ABSTRACT

Excellent, good, right, or correct moral norms are the moral norms that conform to the moral value of behavior, while inferior, bad, wrong or incorrect moral norms are the moral norms that do not conform to the moral values of behavior. Therefore, although moral norms are made by human, only inferior, bad, wrong, or incorrect moral norms are arbitrary. Conversely, excellent, good, right, or correct moral norms are deduced and made from the moral value of the behavioral ought (namely the utility of “behavioral fact” to the goal of morality), which, in the final analysis, can be deduced from behavioral facts through the goal of morality.
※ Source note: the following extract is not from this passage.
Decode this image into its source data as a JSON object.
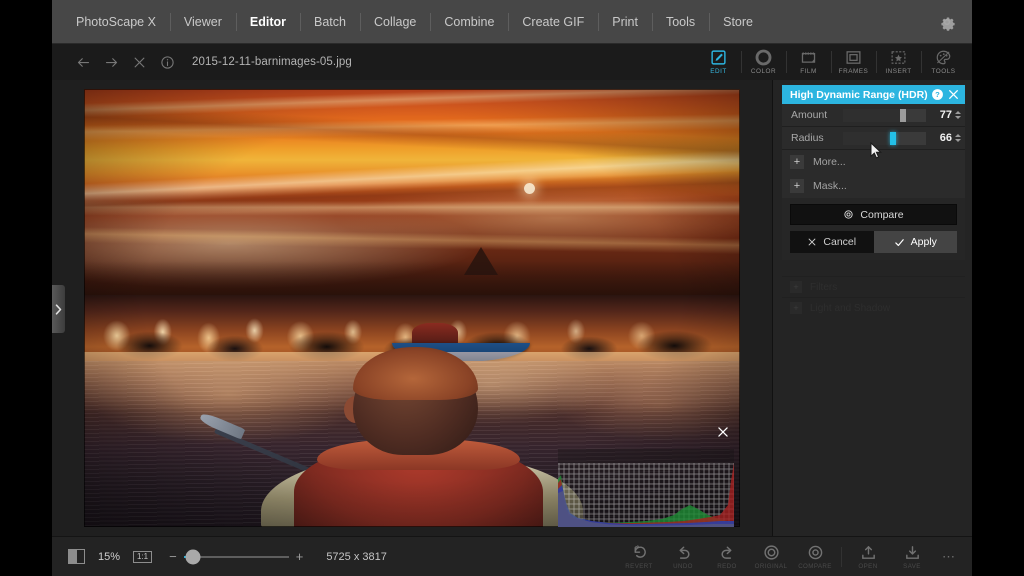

Therefore, the excellence or inferiority of moral norms of the behavioral ought, depends directly on the truth or falsehood of the judgment of moral value of the behavioral ought, and fundamentally, depends on both the truth or falsehood of the judgment of the goal of morality and the truth or falsehood of the factual judgment of behavior. This is the “deductive postulate of excellent moral norms in ethics” which can deduce all propositions in ethics, and can be summed up as the formula below:

Premise 1: the behavioral fact (substance of moral value).

Premise 2: the ultimate goal of morality (standard of moral value).

Conclusion 1: the behavioral ought (moral value).

Conclusion 2: the moral norm is good or bad (whether the moral norm is consistent with moral value).